Adams testified she heard a police officer ask Nelson if he knew who shot him and Nelson relied "yes." (Tr I, 148). Nelson told the police officer that "Kimmy" shot me. (Tr I, 149). Nelson gave the police the make and model of a vehicle. (Tr I, 149). When Nelson was talking, he was experiencing shortness of breath. (Tr I, 150).
On cross-examination, defense counsel asked Adams if Nelson had ever talked to her about Kimmy before the night of the shooting and she responded that she had heard him talk about Kimmy. (Tr I, 151). Defense counsel impeached Adams with her preliminary examination testimony where she said she did not know Kimmy. (Tr I, 151). Adams said she had heard the name "Kimmy," but she did not know him. (Tr I, 152). On redirect, Adams indicated she told Nelson she did not know who Kimmy was and Nelson told her Kimmy was "Cam" and he had a brother named "Budgie" that Nelson grew up with. (Tr I, 154-155).
Gary Nelson Sr. [hereinafter "Nelson, Sr."] testified he was the victim's father. (Tr I, 157). Nelson, Sr. testified that his son was 25 years old when he died. (Tr I, 157). Nelson, Sr. indicated that Clarence Cowen was his nephew and Cowen was a drug dealer. (Tr I, 157-158). Nelson, Sr. had a conversation with Cowen and based on this conversation he believed there were problems between his son and Cowen. (Tr I, 159). Nelson, Sr.'s wife observed an altercation between her son and Cowen. (Tr I, 159). Cowen's nickname was "Pig." (Tr I, 159). Nelson, Sr. did not know where Cowen was currently residing. (Tr I, 160). Nelson, Sr. identified Cowen's voice on the disk admitted into evidence, Exhibit 2. Exhibit 2 contained taped recorded conversations originating from the Oakland County Jail to the number 313-465-6102. (Tr I, 112-113, 122-123, 160-161). Nelson, Sr. did not know Defendant but knew Budgie because he played football with Nelson. (Tr I, 162). Budgie had abirthmark over his eye. (Tr I, 163).

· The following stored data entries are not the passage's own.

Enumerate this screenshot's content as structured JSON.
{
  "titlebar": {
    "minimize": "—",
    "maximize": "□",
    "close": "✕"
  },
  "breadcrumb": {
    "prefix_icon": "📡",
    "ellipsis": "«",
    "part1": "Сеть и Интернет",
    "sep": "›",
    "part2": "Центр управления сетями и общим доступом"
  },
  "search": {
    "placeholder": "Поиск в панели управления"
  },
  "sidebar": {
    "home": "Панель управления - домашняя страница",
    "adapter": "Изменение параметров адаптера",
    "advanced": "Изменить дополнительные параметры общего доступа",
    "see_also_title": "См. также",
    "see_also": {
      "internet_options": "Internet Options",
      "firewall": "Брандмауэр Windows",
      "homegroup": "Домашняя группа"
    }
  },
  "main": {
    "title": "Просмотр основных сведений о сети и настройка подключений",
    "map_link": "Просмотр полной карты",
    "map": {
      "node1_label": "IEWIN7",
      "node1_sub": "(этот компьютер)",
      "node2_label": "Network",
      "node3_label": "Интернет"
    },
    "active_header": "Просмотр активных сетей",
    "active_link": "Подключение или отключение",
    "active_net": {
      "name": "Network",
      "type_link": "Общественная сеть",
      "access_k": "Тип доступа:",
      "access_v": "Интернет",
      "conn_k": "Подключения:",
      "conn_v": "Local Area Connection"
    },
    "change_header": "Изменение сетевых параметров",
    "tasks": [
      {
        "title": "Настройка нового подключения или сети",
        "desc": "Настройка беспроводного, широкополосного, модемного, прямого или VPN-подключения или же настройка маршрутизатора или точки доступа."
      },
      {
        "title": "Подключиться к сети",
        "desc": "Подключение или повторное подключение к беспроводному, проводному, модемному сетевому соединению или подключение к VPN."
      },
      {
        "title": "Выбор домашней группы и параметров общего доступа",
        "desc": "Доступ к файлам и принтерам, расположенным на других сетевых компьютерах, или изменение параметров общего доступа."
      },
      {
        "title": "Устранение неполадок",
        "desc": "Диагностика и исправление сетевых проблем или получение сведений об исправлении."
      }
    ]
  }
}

Diana Nelson [hereinafter "Diana"] testified she was Nelson's mother. (Tr I, 166). Five or six weeks prior to Nelson's death, Diana saw an altercation between Nelson and Cowen. (Tr I, 167). Diana saw Cowen at the rear of a truck and his brother and cousin were trying to fight her son. (Tr I, 168). Once the fight was over, Cowen told his brother and cousin to get back in the truck and Cowen tried to run over Nelson with his truck. (Tr I, 168). Diana said she knew Budgie because he played football with her son when they were children. (Tr I, 169).
Pontiac Police Officer Don Russell testified that he was dispatched to the crime scene [63 Prall, Pontiac]. (Tr I, 172). Upon arriving at the scene, Russell saw Nelson lying on his back in a pool of blood with three gunshot wounds to the stomach area. (Tr I, 172, 177). Russell also observed a wound to Nelson's side. (Tr I, 178).